Thursday 11th June 1936

A line was drawn under the affair of the Budget leaks. The judicial Tribunal had reported that there had indeed been unauthorized advance disclosure of the tax increases and that Jimmy Thomas was to blame. The evidence of which it ruled would probably not have stood up in a court of law had the men been on trial for criminal offences but under any common-sense reading of the events they were guilty. There was no innocent explanation. It was practically inevitable that the two M.P.s involved would have to resign their seats. Their statements to the House would decide how they would be judged.

Jimmy Thomas went first. He had already resigned from the Cabinet and was in despair. He was close to tears throughout his statement and broke down afterwards. What he did was the product of naive stupidity rather than cynical greed. It seems that he simply failed to understand that passing insider tips on to his mates was unacceptable and his claim that he had not "knowingly" disclosed anything reflected this.
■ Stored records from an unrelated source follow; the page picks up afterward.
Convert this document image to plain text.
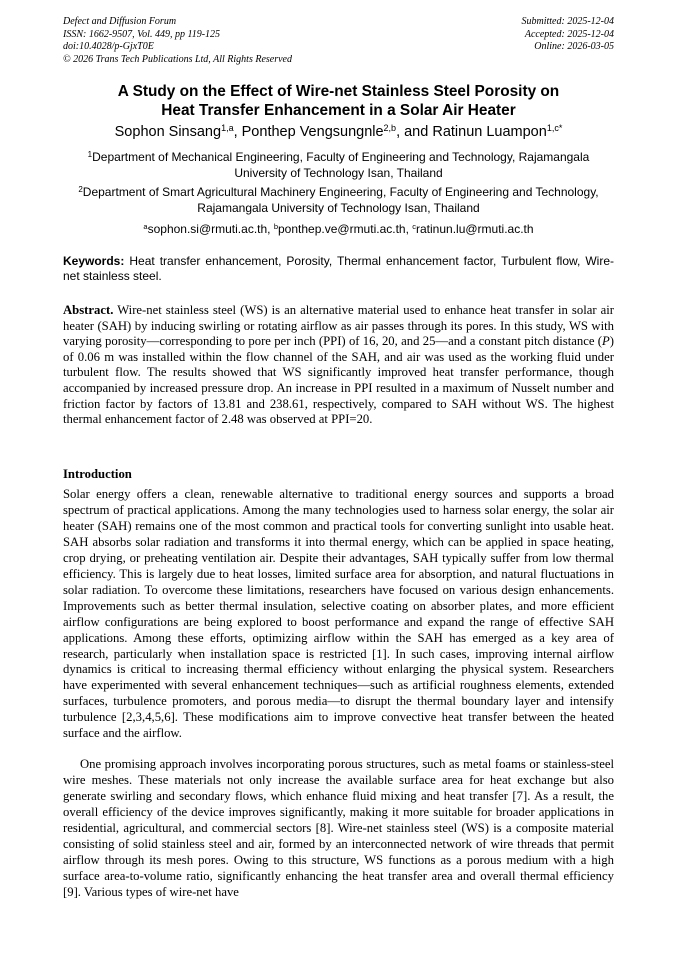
Defect and Diffusion Forum
ISSN: 1662-9507, Vol. 449, pp 119-125
doi:10.4028/p-GjxT0E
© 2026 Trans Tech Publications Ltd, All Rights Reserved
Submitted: 2025-12-04
Accepted: 2025-12-04
Online: 2026-03-05
A Study on the Effect of Wire-net Stainless Steel Porosity on
Heat Transfer Enhancement in a Solar Air Heater
Sophon Sinsang$^{1,a}$, Ponthep Vengsungnle$^{2,b}$, and Ratinun Luampon$^{1,c*}$
$^1$Department of Mechanical Engineering, Faculty of Engineering and Technology, Rajamangala
University of Technology Isan, Thailand
$^2$Department of Smart Agricultural Machinery Engineering, Faculty of Engineering and Technology,
Rajamangala University of Technology Isan, Thailand
$^a$sophon.si@rmuti.ac.th, $^b$ponthep.ve@rmuti.ac.th, $^c$ratinun.lu@rmuti.ac.th
Keywords: Heat transfer enhancement, Porosity, Thermal enhancement factor, Turbulent flow, Wire-net stainless steel.
Abstract. Wire-net stainless steel (WS) is an alternative material used to enhance heat transfer in solar air heater (SAH) by inducing swirling or rotating airflow as air passes through its pores. In this study, WS with varying porosity—corresponding to pore per inch (PPI) of 16, 20, and 25—and a constant pitch distance (P) of 0.06 m was installed within the flow channel of the SAH, and air was used as the working fluid under turbulent flow. The results showed that WS significantly improved heat transfer performance, though accompanied by increased pressure drop. An increase in PPI resulted in a maximum of Nusselt number and friction factor by factors of 13.81 and 238.61, respectively, compared to SAH without WS. The highest thermal enhancement factor of 2.48 was observed at PPI=20.
Introduction
Solar energy offers a clean, renewable alternative to traditional energy sources and supports a broad spectrum of practical applications. Among the many technologies used to harness solar energy, the solar air heater (SAH) remains one of the most common and practical tools for converting sunlight into usable heat. SAH absorbs solar radiation and transforms it into thermal energy, which can be applied in space heating, crop drying, or preheating ventilation air. Despite their advantages, SAH typically suffer from low thermal efficiency. This is largely due to heat losses, limited surface area for absorption, and natural fluctuations in solar radiation. To overcome these limitations, researchers have focused on various design enhancements. Improvements such as better thermal insulation, selective coating on absorber plates, and more efficient airflow configurations are being explored to boost performance and expand the range of effective SAH applications. Among these efforts, optimizing airflow within the SAH has emerged as a key area of research, particularly when installation space is restricted [1]. In such cases, improving internal airflow dynamics is critical to increasing thermal efficiency without enlarging the physical system. Researchers have experimented with several enhancement techniques—such as artificial roughness elements, extended surfaces, turbulence promoters, and porous media—to disrupt the thermal boundary layer and intensify turbulence [2,3,4,5,6]. These modifications aim to improve convective heat transfer between the heated surface and the airflow.
One promising approach involves incorporating porous structures, such as metal foams or stainless-steel wire meshes. These materials not only increase the available surface area for heat exchange but also generate swirling and secondary flows, which enhance fluid mixing and heat transfer [7]. As a result, the overall efficiency of the device improves significantly, making it more suitable for broader applications in residential, agricultural, and commercial sectors [8]. Wire-net stainless steel (WS) is a composite material consisting of solid stainless steel and air, formed by an interconnected network of wire threads that permit airflow through its mesh pores. Owing to this structure, WS functions as a porous medium with a high surface area-to-volume ratio, significantly enhancing the heat transfer area and overall thermal efficiency [9]. Various types of wire-net have
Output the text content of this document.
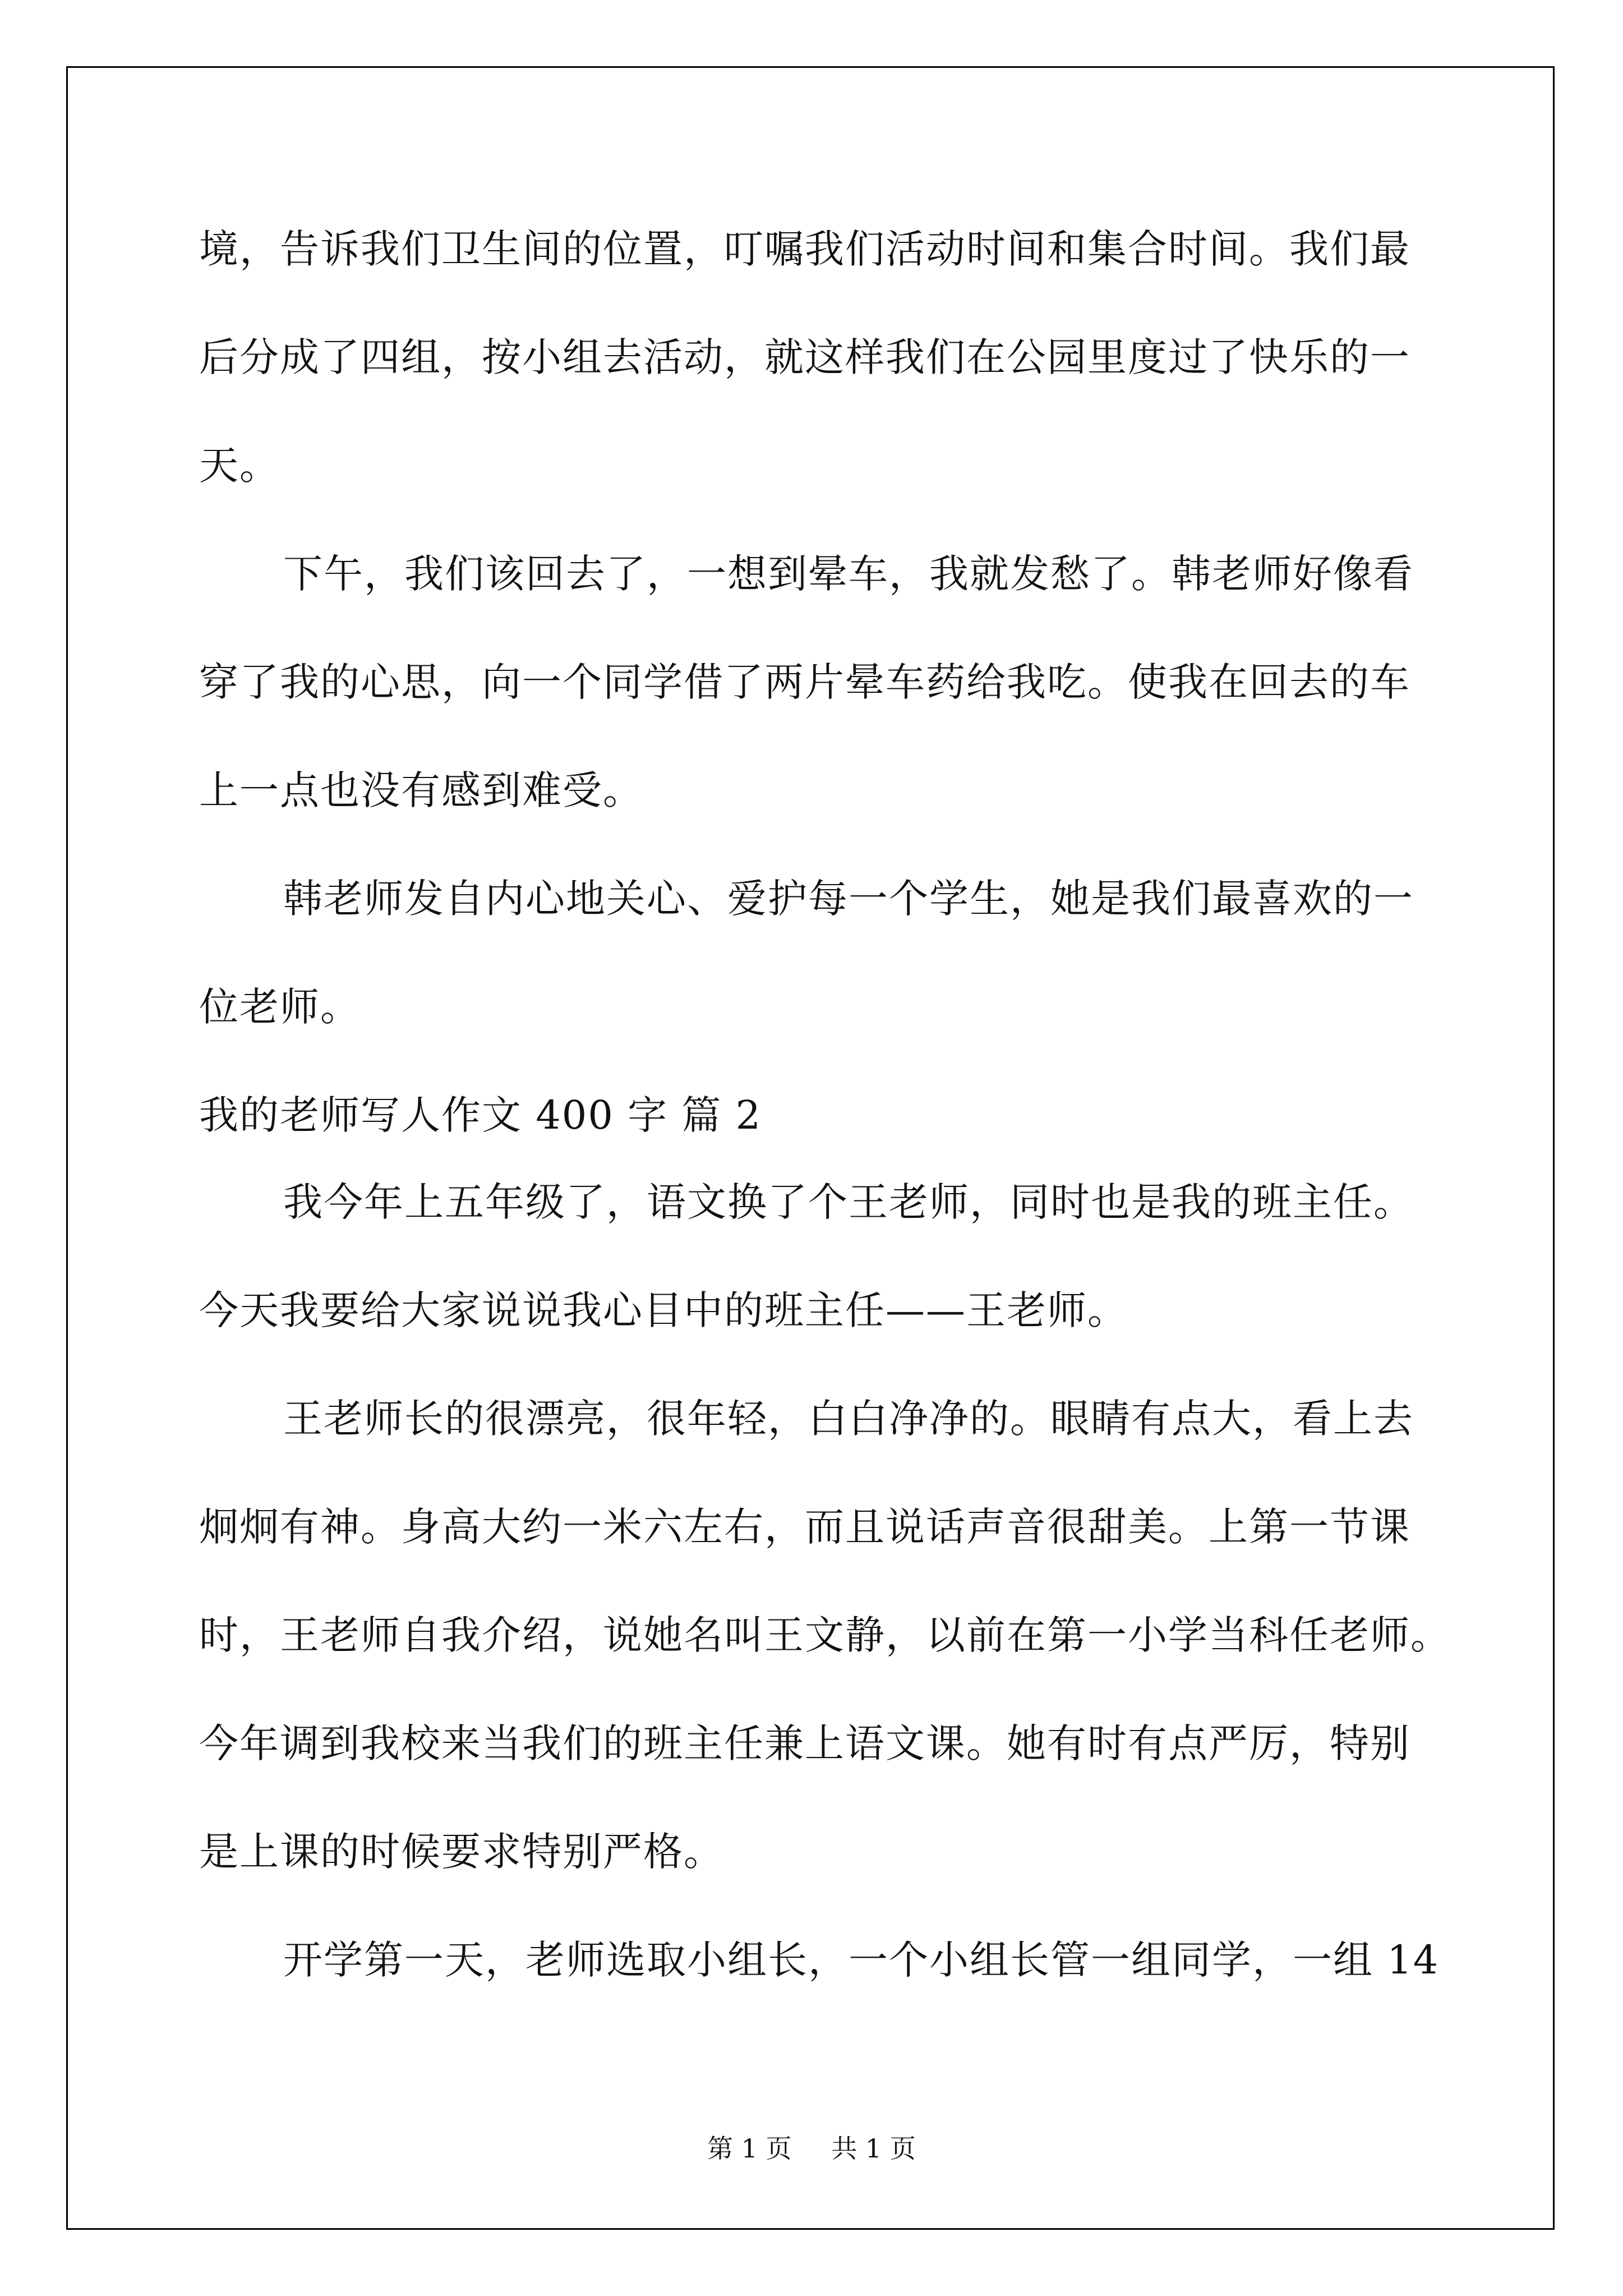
境，告诉我们卫生间的位置，叮嘱我们活动时间和集合时间。我们最
后分成了四组，按小组去活动，就这样我们在公园里度过了快乐的一
天。
下午，我们该回去了，一想到晕车，我就发愁了。韩老师好像看
穿了我的心思，向一个同学借了两片晕车药给我吃。使我在回去的车
上一点也没有感到难受。
韩老师发自内心地关心、爱护每一个学生，她是我们最喜欢的一
位老师。
我的老师写人作文 400 字 篇 2
我今年上五年级了，语文换了个王老师，同时也是我的班主任。
今天我要给大家说说我心目中的班主任——王老师。
王老师长的很漂亮，很年轻，白白净净的。眼睛有点大，看上去
炯炯有神。身高大约一米六左右，而且说话声音很甜美。上第一节课
时，王老师自我介绍，说她名叫王文静，以前在第一小学当科任老师。
今年调到我校来当我们的班主任兼上语文课。她有时有点严厉，特别
是上课的时候要求特别严格。
开学第一天，老师选取小组长，一个小组长管一组同学，一组 14
第 1 页 共 1 页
He was a popular figure (except amongst his former Labour front bench colleagues) and he was met with considerable sympathy for someone who had destroyed his own political career. Sir Alfred Butt's resignation statement was less impressive in every respect. His complaint that the Attorney General had declined to prosecute, which would have subjected the evidence against him to a far more severe test, sounded merely like a peevishness at having to pay the penalty for being caught out. He had also undeniably made a lot of money on dealing ahead of the Budget.